秦渊想扼住女子的手,阻止她接下来的动作。
但事与愿违。
他脱下了她的衣裳,抱着她上榻,并小心放下帷帐。
两人枕着一样的枕头,相拥躺在床上这一小方天地中。
身上盖有绣着鸳鸯戏水的锦被,如云的墨发交缠在一处。锦被下,两人只着寝衣的身体也不免碰在一起。

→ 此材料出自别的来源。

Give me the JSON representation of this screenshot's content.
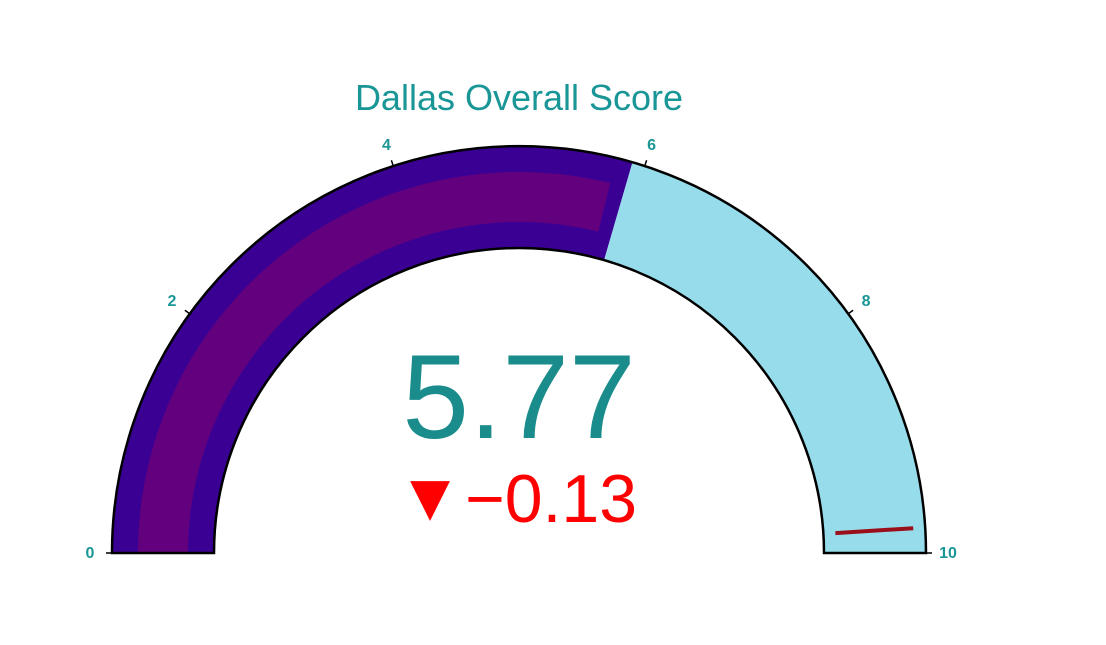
{
  "chart_data": {
    "type": "gauge",
    "title": "Dallas Overall Score",
    "value": 5.77,
    "value_label": "5.77",
    "delta": -0.13,
    "delta_label": "−0.13",
    "delta_symbol": "▼",
    "range": [
      0,
      10
    ],
    "ticks": [
      0,
      2,
      4,
      6,
      8,
      10
    ],
    "tick_labels": [
      "0",
      "2",
      "4",
      "6",
      "8",
      "10"
    ],
    "steps": [
      {
        "range": [
          0,
          5.9
        ],
        "color": "#3a0094"
      },
      {
        "range": [
          5.9,
          10
        ],
        "color": "#97dceb"
      }
    ],
    "bar_color": "#63007d",
    "threshold": 9.8,
    "colors": {
      "title": "#1a9696",
      "ticks": "#1a9696",
      "value": "#1a8c8c",
      "delta_decreasing": "#ff0000",
      "threshold": "#9b0f1b",
      "outline": "#000000"
    }
  }
}
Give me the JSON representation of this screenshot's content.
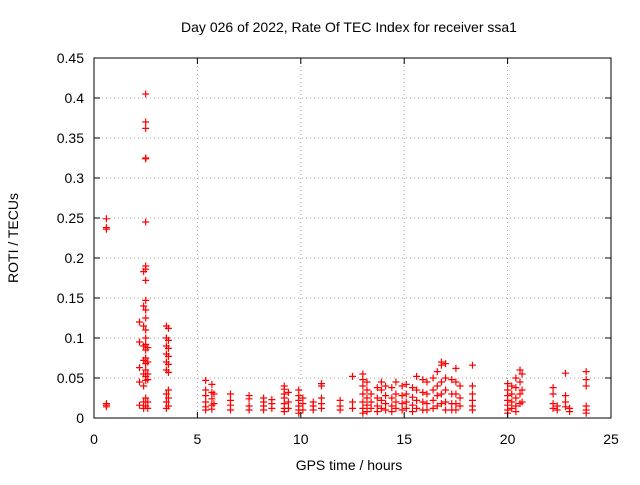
{
  "chart_data": {
    "type": "scatter",
    "title": "Day 026 of 2022, Rate Of TEC Index for receiver ssa1",
    "xlabel": "GPS time / hours",
    "ylabel": "ROTI / TECUs",
    "xlim": [
      0,
      25
    ],
    "ylim": [
      0,
      0.45
    ],
    "xticks": [
      0,
      5,
      10,
      15,
      20,
      25
    ],
    "xtick_labels": [
      "0",
      "5",
      "10",
      "15",
      "20",
      "25"
    ],
    "yticks": [
      0,
      0.05,
      0.1,
      0.15,
      0.2,
      0.25,
      0.3,
      0.35,
      0.4,
      0.45
    ],
    "ytick_labels": [
      "0",
      "0.05",
      "0.1",
      "0.15",
      "0.2",
      "0.25",
      "0.3",
      "0.35",
      "0.4",
      "0.45"
    ],
    "grid": true,
    "marker": "plus",
    "color": "#ff0000",
    "series": [
      {
        "name": "ROTI",
        "points": [
          [
            0.6,
            0.249
          ],
          [
            0.6,
            0.238
          ],
          [
            0.6,
            0.236
          ],
          [
            0.6,
            0.018
          ],
          [
            0.6,
            0.016
          ],
          [
            0.6,
            0.014
          ],
          [
            2.2,
            0.12
          ],
          [
            2.2,
            0.095
          ],
          [
            2.2,
            0.063
          ],
          [
            2.2,
            0.045
          ],
          [
            2.2,
            0.016
          ],
          [
            2.4,
            0.183
          ],
          [
            2.4,
            0.14
          ],
          [
            2.4,
            0.115
          ],
          [
            2.4,
            0.09
          ],
          [
            2.4,
            0.072
          ],
          [
            2.4,
            0.055
          ],
          [
            2.4,
            0.04
          ],
          [
            2.4,
            0.02
          ],
          [
            2.4,
            0.012
          ],
          [
            2.5,
            0.405
          ],
          [
            2.5,
            0.37
          ],
          [
            2.5,
            0.362
          ],
          [
            2.5,
            0.325
          ],
          [
            2.5,
            0.324
          ],
          [
            2.5,
            0.245
          ],
          [
            2.5,
            0.19
          ],
          [
            2.5,
            0.186
          ],
          [
            2.5,
            0.172
          ],
          [
            2.5,
            0.147
          ],
          [
            2.5,
            0.135
          ],
          [
            2.5,
            0.125
          ],
          [
            2.5,
            0.11
          ],
          [
            2.5,
            0.1
          ],
          [
            2.5,
            0.092
          ],
          [
            2.5,
            0.085
          ],
          [
            2.5,
            0.075
          ],
          [
            2.5,
            0.068
          ],
          [
            2.5,
            0.06
          ],
          [
            2.5,
            0.052
          ],
          [
            2.5,
            0.047
          ],
          [
            2.5,
            0.025
          ],
          [
            2.5,
            0.015
          ],
          [
            2.6,
            0.088
          ],
          [
            2.6,
            0.07
          ],
          [
            2.6,
            0.055
          ],
          [
            2.6,
            0.048
          ],
          [
            2.6,
            0.02
          ],
          [
            2.6,
            0.012
          ],
          [
            3.5,
            0.115
          ],
          [
            3.5,
            0.1
          ],
          [
            3.5,
            0.09
          ],
          [
            3.5,
            0.08
          ],
          [
            3.5,
            0.07
          ],
          [
            3.5,
            0.06
          ],
          [
            3.5,
            0.03
          ],
          [
            3.5,
            0.02
          ],
          [
            3.5,
            0.012
          ],
          [
            3.6,
            0.112
          ],
          [
            3.6,
            0.097
          ],
          [
            3.6,
            0.087
          ],
          [
            3.6,
            0.077
          ],
          [
            3.6,
            0.067
          ],
          [
            3.6,
            0.057
          ],
          [
            3.6,
            0.035
          ],
          [
            3.6,
            0.025
          ],
          [
            3.6,
            0.015
          ],
          [
            5.4,
            0.047
          ],
          [
            5.4,
            0.035
          ],
          [
            5.4,
            0.028
          ],
          [
            5.4,
            0.02
          ],
          [
            5.4,
            0.014
          ],
          [
            5.4,
            0.01
          ],
          [
            5.7,
            0.042
          ],
          [
            5.7,
            0.032
          ],
          [
            5.7,
            0.024
          ],
          [
            5.7,
            0.016
          ],
          [
            5.7,
            0.011
          ],
          [
            5.8,
            0.03
          ],
          [
            5.8,
            0.018
          ],
          [
            6.6,
            0.03
          ],
          [
            6.6,
            0.022
          ],
          [
            6.6,
            0.016
          ],
          [
            6.6,
            0.01
          ],
          [
            7.5,
            0.028
          ],
          [
            7.5,
            0.024
          ],
          [
            7.5,
            0.015
          ],
          [
            7.5,
            0.01
          ],
          [
            8.2,
            0.025
          ],
          [
            8.2,
            0.02
          ],
          [
            8.2,
            0.015
          ],
          [
            8.2,
            0.01
          ],
          [
            8.6,
            0.023
          ],
          [
            8.6,
            0.018
          ],
          [
            8.6,
            0.012
          ],
          [
            9.2,
            0.04
          ],
          [
            9.2,
            0.036
          ],
          [
            9.2,
            0.03
          ],
          [
            9.2,
            0.025
          ],
          [
            9.2,
            0.018
          ],
          [
            9.2,
            0.012
          ],
          [
            9.2,
            0.008
          ],
          [
            9.4,
            0.032
          ],
          [
            9.4,
            0.02
          ],
          [
            9.4,
            0.012
          ],
          [
            9.9,
            0.035
          ],
          [
            9.9,
            0.028
          ],
          [
            9.9,
            0.022
          ],
          [
            9.9,
            0.015
          ],
          [
            9.9,
            0.01
          ],
          [
            9.9,
            0.006
          ],
          [
            10.1,
            0.025
          ],
          [
            10.1,
            0.018
          ],
          [
            10.1,
            0.01
          ],
          [
            10.6,
            0.02
          ],
          [
            10.6,
            0.015
          ],
          [
            10.6,
            0.01
          ],
          [
            11.0,
            0.043
          ],
          [
            11.0,
            0.04
          ],
          [
            11.0,
            0.025
          ],
          [
            11.0,
            0.018
          ],
          [
            11.0,
            0.012
          ],
          [
            11.9,
            0.022
          ],
          [
            11.9,
            0.015
          ],
          [
            11.9,
            0.01
          ],
          [
            12.5,
            0.052
          ],
          [
            12.5,
            0.02
          ],
          [
            12.5,
            0.012
          ],
          [
            13.0,
            0.055
          ],
          [
            13.0,
            0.048
          ],
          [
            13.0,
            0.04
          ],
          [
            13.0,
            0.03
          ],
          [
            13.0,
            0.02
          ],
          [
            13.0,
            0.012
          ],
          [
            13.0,
            0.006
          ],
          [
            13.2,
            0.045
          ],
          [
            13.2,
            0.035
          ],
          [
            13.2,
            0.025
          ],
          [
            13.2,
            0.016
          ],
          [
            13.2,
            0.008
          ],
          [
            13.4,
            0.03
          ],
          [
            13.4,
            0.02
          ],
          [
            13.4,
            0.012
          ],
          [
            13.7,
            0.038
          ],
          [
            13.7,
            0.025
          ],
          [
            13.7,
            0.015
          ],
          [
            13.7,
            0.008
          ],
          [
            13.9,
            0.045
          ],
          [
            13.9,
            0.035
          ],
          [
            13.9,
            0.022
          ],
          [
            13.9,
            0.012
          ],
          [
            14.1,
            0.04
          ],
          [
            14.1,
            0.028
          ],
          [
            14.1,
            0.018
          ],
          [
            14.1,
            0.01
          ],
          [
            14.4,
            0.038
          ],
          [
            14.4,
            0.025
          ],
          [
            14.4,
            0.015
          ],
          [
            14.4,
            0.008
          ],
          [
            14.6,
            0.045
          ],
          [
            14.6,
            0.03
          ],
          [
            14.6,
            0.02
          ],
          [
            14.6,
            0.012
          ],
          [
            14.9,
            0.04
          ],
          [
            14.9,
            0.028
          ],
          [
            14.9,
            0.018
          ],
          [
            14.9,
            0.01
          ],
          [
            15.1,
            0.042
          ],
          [
            15.1,
            0.03
          ],
          [
            15.1,
            0.02
          ],
          [
            15.1,
            0.012
          ],
          [
            15.4,
            0.038
          ],
          [
            15.4,
            0.026
          ],
          [
            15.4,
            0.016
          ],
          [
            15.4,
            0.008
          ],
          [
            15.6,
            0.052
          ],
          [
            15.6,
            0.035
          ],
          [
            15.6,
            0.022
          ],
          [
            15.6,
            0.012
          ],
          [
            15.9,
            0.048
          ],
          [
            15.9,
            0.032
          ],
          [
            15.9,
            0.02
          ],
          [
            15.9,
            0.01
          ],
          [
            16.1,
            0.045
          ],
          [
            16.1,
            0.03
          ],
          [
            16.1,
            0.018
          ],
          [
            16.1,
            0.01
          ],
          [
            16.4,
            0.05
          ],
          [
            16.4,
            0.035
          ],
          [
            16.4,
            0.022
          ],
          [
            16.4,
            0.012
          ],
          [
            16.6,
            0.058
          ],
          [
            16.6,
            0.04
          ],
          [
            16.6,
            0.028
          ],
          [
            16.6,
            0.015
          ],
          [
            16.8,
            0.07
          ],
          [
            16.8,
            0.066
          ],
          [
            16.8,
            0.045
          ],
          [
            16.8,
            0.03
          ],
          [
            16.8,
            0.018
          ],
          [
            17.0,
            0.068
          ],
          [
            17.0,
            0.05
          ],
          [
            17.0,
            0.035
          ],
          [
            17.0,
            0.02
          ],
          [
            17.0,
            0.01
          ],
          [
            17.3,
            0.048
          ],
          [
            17.3,
            0.03
          ],
          [
            17.3,
            0.018
          ],
          [
            17.3,
            0.01
          ],
          [
            17.5,
            0.062
          ],
          [
            17.5,
            0.045
          ],
          [
            17.5,
            0.03
          ],
          [
            17.5,
            0.018
          ],
          [
            17.5,
            0.01
          ],
          [
            17.7,
            0.04
          ],
          [
            17.7,
            0.025
          ],
          [
            17.7,
            0.015
          ],
          [
            18.3,
            0.066
          ],
          [
            18.3,
            0.04
          ],
          [
            18.3,
            0.03
          ],
          [
            18.3,
            0.022
          ],
          [
            18.3,
            0.015
          ],
          [
            18.3,
            0.01
          ],
          [
            20.0,
            0.043
          ],
          [
            20.0,
            0.035
          ],
          [
            20.0,
            0.028
          ],
          [
            20.0,
            0.022
          ],
          [
            20.0,
            0.016
          ],
          [
            20.0,
            0.01
          ],
          [
            20.0,
            0.006
          ],
          [
            20.2,
            0.04
          ],
          [
            20.2,
            0.03
          ],
          [
            20.2,
            0.02
          ],
          [
            20.2,
            0.012
          ],
          [
            20.4,
            0.05
          ],
          [
            20.4,
            0.038
          ],
          [
            20.4,
            0.025
          ],
          [
            20.4,
            0.015
          ],
          [
            20.4,
            0.008
          ],
          [
            20.6,
            0.06
          ],
          [
            20.6,
            0.045
          ],
          [
            20.6,
            0.03
          ],
          [
            20.6,
            0.018
          ],
          [
            20.7,
            0.055
          ],
          [
            20.7,
            0.035
          ],
          [
            20.7,
            0.02
          ],
          [
            22.2,
            0.038
          ],
          [
            22.2,
            0.03
          ],
          [
            22.2,
            0.018
          ],
          [
            22.2,
            0.012
          ],
          [
            22.4,
            0.015
          ],
          [
            22.4,
            0.01
          ],
          [
            22.8,
            0.056
          ],
          [
            22.8,
            0.028
          ],
          [
            22.8,
            0.02
          ],
          [
            22.8,
            0.014
          ],
          [
            23.0,
            0.012
          ],
          [
            23.0,
            0.008
          ],
          [
            23.8,
            0.058
          ],
          [
            23.8,
            0.048
          ],
          [
            23.8,
            0.04
          ],
          [
            23.8,
            0.015
          ],
          [
            23.8,
            0.01
          ],
          [
            23.8,
            0.006
          ]
        ]
      }
    ]
  }
}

鼻端尽是馨香,触手皆是柔软。秦渊只觉得胸口气血翻涌,有燥热感自小腹窜起,在他体内游走。
他急需做点什么。
或杀人,或破坏。
但这个梦境里,他的行动不由自己控制。因此,他进不得,退不得,不上不下地僵在那里。
寄瑶对此毫无所觉。
她先前从未与男子离得这样近过,此刻能清楚地听到不知道是自己还是对方的心跳声。
悄悄握住身侧郎君的手,寄瑶又在他身上轻戳了一下,还凑过去亲了亲他的嘴唇。
唇畔柔软的触感传来,秦渊身子更僵,只觉得莫名的燥意要喷涌而出。
而寄瑶已经又退了回去。
抱了,亲了,躺了,还戳了他一下。
这般亲密,应该就是洞房花烛夜的“春宵”了吧?
是比较刺激,但似乎……还好?
远不到值千金的地步啊。
寄瑶想不明白,她干脆阖上了眼睛:“睡吧。”
她得缓一缓,让自己平静一些。
身侧的女子很快没了声响。秦渊微怔,好半晌才回过神,心中满是不可置信:就这?没了?
她前期折腾那么久,到这儿竟然没了?
当然,不得不说这样没后续更好,更合他心意。可他心内的怒火并未因此而消散多少,只有一种被恶意作弄的愤恨。
四下里安安静静,秦渊仍困在这个梦中。
梦一如先前几次那样真实,周遭浅浅淡淡的香气越来越浓,他甚至能听到女子均匀的呼吸声。
那声音很轻,几不可闻。但秦渊听在耳中,只觉烦躁之意甚重。
一时之间,他竟分不清,这和失眠头痛比起来,哪个更难以忍受。
……
秦渊清醒过来时,因失眠而带来的头痛已缓解了许多。可一想到梦中情形,他就不由地面色发沉。
太荒唐了。
接连四次做这种怪梦,秦渊如何能忍?
他素来不信鬼神之说,还曾出于政治考量,不顾朝臣反对,坚决打击佛教。但这回,他命令心腹内监去紫云观宣云鹤道人入宫觐见。
——秦渊想知道,那怪梦到底怎么一回事。
若是鬼就捉鬼,若是妖就降妖。无论如何,他都不希望那个女人继续出现在他梦里。
“陛下要宣云鹤道人?”太监统领常守安微讶,生平头一次怀疑自己的耳朵。